Gastspiel von Tobias Gohlis über Regionalkrimis

Schlechte Vertuschung

20. Juli 2015
Redaktion Börsenblatt
Masse allein machtʼs nicht: Regio- und Psychokrimis deutscher Provenienz sind tendenziell sprachlos, meint Tobias Gohlis, Kritiker und Sprecher der "KrimiZeit"-Jury. Und spitzt zu: "Der Regiokrimi ist die Bad Bank der deutschen Kriminalliteratur."

Dem deutschen, also: dem deutschsprachigen Krimi geht es gut − irgendwie. Das war jedenfalls der Eindruck, der auf der Tagung "Krimis Machen 1" im April in Berlin entstand. Wirtschaftlich keine Klagen. Und intellektuell, ästhetisch, literarisch? Da hapert es in der Masse gewaltig.

Es gibt etwa 15 bis 20 Kriminalschriftsteller deutscher Sprache, die ich gern lese, deren Arbeit ich mit Spannung verfolge. Die nach meinen Maßstäben Qualität haben. Gemessen an einem Griechen, zirka sieben Skandinaviern oder fünf Italienern ist das viel. Aber ist es auch genug?

Wenn man sehr grob klassifizieren will, werden auf Deutsch zwei Gruppen von Krimis geschrieben: Regiokrimis und Psychokrimis.

Der "Regiokrimi" (inzwischen als Begriff sogar in die USA exportiert) ist ein Etikett fürs Marketing, ansonsten Etikettenschwindel. Der Regiokrimi ist die Bad Bank der deutschen Kriminalliteratur. Hier wird der Gestaltungsdrang williger Amateurschriftsteller in örtlich begrenzten Auflagen entsorgt, und dem Nachbarschaftsinteresse wird Genüge getan. Ein ernsthafter regionaler Kriminalroman müsste erstens einen Ort oder eine Gegend gefunden haben, deren Erforschung und Beschreibung sich lohnt. Er müsste es zweitens verstehen, die Verbrechen aus den lokalen Besonderheiten zu entwickeln und drittens die besondere Sprache und Gewohnheiten der Akteure fassen können. Er müsste, wie Ian Rankin das für sein Schreiben reklamiert, seinem Ort "Bedeutung" geben. Aber dann gäbe es keine Regiokrimis mehr.

Mit den Psychothrillern verhält es sich ähnlich: Von Psychologie verstehen ihre Verfasser wenig bis nichts. Absonderliche Pathologien werden zu Serienkillerfantasien aufgeblasen, bevorzugt junge weibliche Opfer in Grüften gequält − schlechte Übernahmen aus dem amerikanischen Kosmos, die mehr oder minder temporeich zwischen Monsterbeschwörung und Erniedrigungsszenarien wechseln.

Regio- und Psychokrimis deutscher Provenienz sind tendenziell sprachlos. Sie verlassen sich darauf, dass ihr Publikum die Tatort-Dramaturgie schon wiedererkennt. Beschrieben, gar erzählt werden muss da nicht mehr. Diese Schreib-Lese-Schwäche wäre ja noch erträglich. Aber das krimihafte Getue erfüllt gesellschaftlich die Funktion, die wirklichen Verbrechen mit Krimi zu überdecken. 80 Prozent der deutschen Krimiproduktion sind nicht nur schlecht geschrieben, sondern sind Vertuschung durch Ablenkung.

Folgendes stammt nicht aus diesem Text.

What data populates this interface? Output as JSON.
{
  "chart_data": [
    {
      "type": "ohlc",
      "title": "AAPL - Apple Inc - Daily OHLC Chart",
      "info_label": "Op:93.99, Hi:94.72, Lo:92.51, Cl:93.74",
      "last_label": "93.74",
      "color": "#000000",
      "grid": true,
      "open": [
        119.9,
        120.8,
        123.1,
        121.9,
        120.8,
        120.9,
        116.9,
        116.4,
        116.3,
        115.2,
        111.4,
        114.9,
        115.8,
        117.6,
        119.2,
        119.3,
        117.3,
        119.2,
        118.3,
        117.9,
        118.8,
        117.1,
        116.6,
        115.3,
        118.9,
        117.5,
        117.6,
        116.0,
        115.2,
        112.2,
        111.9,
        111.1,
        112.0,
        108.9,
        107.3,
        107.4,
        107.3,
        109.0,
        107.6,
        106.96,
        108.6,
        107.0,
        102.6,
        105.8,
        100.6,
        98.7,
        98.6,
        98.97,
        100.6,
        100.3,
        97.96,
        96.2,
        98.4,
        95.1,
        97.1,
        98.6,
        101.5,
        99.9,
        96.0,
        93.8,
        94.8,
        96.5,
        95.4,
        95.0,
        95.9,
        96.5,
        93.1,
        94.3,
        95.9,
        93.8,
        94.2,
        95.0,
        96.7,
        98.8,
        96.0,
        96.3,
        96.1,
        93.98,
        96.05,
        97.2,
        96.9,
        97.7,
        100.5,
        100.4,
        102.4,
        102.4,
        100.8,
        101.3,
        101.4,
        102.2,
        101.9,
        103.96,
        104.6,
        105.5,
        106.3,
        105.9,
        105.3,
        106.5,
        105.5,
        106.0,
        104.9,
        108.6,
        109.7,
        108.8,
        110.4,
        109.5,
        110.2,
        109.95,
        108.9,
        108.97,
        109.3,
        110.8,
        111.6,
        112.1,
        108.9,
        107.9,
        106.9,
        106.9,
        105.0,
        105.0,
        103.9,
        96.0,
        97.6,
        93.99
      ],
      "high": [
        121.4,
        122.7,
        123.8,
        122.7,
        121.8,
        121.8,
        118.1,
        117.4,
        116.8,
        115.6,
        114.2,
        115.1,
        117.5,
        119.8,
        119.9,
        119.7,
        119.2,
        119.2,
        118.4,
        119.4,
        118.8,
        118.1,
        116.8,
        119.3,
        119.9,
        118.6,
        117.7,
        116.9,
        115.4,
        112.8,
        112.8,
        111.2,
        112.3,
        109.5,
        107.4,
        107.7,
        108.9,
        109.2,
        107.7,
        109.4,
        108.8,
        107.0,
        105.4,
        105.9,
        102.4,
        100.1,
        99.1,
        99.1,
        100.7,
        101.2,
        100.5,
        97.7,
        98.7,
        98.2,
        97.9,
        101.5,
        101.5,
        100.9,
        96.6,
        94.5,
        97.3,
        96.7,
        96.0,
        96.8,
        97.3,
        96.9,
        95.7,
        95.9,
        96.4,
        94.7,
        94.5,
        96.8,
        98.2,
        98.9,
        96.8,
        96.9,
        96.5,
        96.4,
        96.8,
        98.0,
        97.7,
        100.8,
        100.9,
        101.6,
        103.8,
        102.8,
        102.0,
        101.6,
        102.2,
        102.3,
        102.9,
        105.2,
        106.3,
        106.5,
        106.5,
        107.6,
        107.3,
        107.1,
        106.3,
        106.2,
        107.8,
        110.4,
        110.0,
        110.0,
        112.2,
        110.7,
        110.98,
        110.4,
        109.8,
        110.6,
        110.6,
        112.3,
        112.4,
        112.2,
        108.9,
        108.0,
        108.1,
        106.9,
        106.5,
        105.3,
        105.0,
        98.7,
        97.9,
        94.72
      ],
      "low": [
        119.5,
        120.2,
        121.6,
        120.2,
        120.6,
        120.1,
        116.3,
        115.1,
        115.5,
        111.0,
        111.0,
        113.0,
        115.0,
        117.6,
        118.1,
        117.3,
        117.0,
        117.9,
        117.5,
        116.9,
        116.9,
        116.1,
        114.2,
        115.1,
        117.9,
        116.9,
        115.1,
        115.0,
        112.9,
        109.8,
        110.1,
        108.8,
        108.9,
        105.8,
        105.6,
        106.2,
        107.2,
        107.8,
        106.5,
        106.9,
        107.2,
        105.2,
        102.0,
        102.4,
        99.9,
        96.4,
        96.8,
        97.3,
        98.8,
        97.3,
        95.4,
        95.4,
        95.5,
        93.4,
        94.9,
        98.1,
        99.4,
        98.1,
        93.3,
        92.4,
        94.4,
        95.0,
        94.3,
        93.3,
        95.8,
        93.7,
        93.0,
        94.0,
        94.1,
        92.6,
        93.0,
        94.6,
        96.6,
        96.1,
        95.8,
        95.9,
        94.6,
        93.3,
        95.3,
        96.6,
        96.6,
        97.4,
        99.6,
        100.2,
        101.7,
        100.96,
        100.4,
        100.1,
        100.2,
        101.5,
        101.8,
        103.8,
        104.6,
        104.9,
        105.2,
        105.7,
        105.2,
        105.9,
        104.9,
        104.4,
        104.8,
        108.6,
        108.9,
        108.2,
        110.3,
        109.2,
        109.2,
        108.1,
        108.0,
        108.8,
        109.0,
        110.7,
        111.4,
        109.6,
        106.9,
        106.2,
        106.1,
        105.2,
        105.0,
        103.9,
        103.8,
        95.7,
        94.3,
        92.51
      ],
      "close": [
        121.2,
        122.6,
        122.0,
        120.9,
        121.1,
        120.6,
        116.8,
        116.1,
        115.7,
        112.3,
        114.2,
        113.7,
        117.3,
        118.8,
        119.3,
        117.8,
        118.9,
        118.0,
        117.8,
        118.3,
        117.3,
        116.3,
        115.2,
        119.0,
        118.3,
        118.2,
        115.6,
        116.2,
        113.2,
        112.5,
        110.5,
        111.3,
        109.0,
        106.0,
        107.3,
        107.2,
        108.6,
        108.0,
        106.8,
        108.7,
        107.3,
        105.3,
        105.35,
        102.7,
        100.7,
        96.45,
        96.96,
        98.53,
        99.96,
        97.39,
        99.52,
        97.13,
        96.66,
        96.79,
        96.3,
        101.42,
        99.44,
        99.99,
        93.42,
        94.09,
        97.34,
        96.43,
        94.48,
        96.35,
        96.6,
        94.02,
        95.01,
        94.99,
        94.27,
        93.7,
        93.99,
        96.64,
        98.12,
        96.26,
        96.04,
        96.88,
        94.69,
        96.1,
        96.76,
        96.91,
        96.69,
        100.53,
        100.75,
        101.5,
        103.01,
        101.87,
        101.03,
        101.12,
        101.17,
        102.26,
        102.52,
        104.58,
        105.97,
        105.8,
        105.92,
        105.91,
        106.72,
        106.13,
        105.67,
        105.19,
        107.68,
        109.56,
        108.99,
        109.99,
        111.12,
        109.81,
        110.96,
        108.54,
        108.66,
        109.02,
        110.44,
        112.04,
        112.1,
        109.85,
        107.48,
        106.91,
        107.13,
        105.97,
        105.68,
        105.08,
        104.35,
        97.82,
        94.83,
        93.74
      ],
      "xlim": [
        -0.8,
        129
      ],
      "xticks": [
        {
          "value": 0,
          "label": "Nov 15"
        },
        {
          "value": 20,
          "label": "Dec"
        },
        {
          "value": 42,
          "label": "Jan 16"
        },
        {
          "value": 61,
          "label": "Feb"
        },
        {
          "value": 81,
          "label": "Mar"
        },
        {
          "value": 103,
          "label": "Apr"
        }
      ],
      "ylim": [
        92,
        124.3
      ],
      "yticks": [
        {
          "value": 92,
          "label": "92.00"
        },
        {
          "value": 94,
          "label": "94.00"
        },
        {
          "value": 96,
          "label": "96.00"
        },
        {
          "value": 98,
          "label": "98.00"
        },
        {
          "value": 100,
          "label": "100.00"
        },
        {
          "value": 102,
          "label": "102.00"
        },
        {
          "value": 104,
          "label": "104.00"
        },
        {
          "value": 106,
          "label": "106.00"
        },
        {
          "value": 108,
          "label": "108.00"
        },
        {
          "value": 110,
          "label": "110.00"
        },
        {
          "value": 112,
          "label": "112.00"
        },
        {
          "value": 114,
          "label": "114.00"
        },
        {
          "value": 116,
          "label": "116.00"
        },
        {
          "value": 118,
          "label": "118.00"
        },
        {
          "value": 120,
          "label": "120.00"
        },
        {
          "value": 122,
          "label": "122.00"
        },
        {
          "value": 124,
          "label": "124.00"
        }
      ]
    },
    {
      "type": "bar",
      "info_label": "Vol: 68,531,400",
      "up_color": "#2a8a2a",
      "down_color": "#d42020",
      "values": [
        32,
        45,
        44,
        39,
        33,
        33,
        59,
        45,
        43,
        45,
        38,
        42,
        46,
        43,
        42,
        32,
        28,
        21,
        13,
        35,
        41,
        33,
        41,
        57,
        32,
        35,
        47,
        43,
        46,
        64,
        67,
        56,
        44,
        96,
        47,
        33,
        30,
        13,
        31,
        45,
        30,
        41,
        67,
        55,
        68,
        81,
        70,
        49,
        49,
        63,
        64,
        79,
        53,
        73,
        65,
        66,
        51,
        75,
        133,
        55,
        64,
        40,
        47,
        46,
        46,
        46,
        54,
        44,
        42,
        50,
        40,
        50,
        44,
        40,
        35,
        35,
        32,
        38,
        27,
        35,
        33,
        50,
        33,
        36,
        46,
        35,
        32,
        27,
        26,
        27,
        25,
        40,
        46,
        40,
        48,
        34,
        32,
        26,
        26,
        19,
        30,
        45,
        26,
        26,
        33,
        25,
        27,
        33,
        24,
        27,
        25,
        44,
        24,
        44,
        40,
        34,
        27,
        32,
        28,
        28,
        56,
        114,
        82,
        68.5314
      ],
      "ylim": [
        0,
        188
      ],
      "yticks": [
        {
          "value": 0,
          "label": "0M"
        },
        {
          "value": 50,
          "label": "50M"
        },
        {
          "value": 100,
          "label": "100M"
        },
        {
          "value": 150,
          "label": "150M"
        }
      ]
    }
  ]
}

Der forensische Psychiater Hans-Ludwig Kröber hat in dem Essay "Töten ist menschlich" ("Die Zeit" vom 21. Oktober 2012) die narrativen Strategien attackiert, mit denen sich die heutige Gesellschaft die lauernde Gewalt vom Leib redet: durch psychologische oder biologistische Dämonisierung der Täter zu Monstern, durch weiche Pädagogik und Erklärung des Mordens zum unlösbaren Rätsel. Kröber: "Ich vermute, dass uns deshalb alles brennend interessiert, was mit dem Töten zu tun hat: Es ist das tief in uns ruhende Wissen um die Existenz einer − momentan bloß schlummernden − Option auf Gewalt, die uns unwiderruflich zu Opfern oder Tätern werden lassen kann. Wir leben mit einer historisch belegten, gegenwärtig lediglich imaginären Bedrohung, die jäh auf uns einstürzen und sehr real werden kann." Vielleicht ist das ein Grund, warum die Masse der deutschen Krimis so schwach ist. Das Verbrechen des Holocaust schwärt weiter, als imaginäre, uneingestandene Bedrohung. Wir wollen es nicht wieder tun.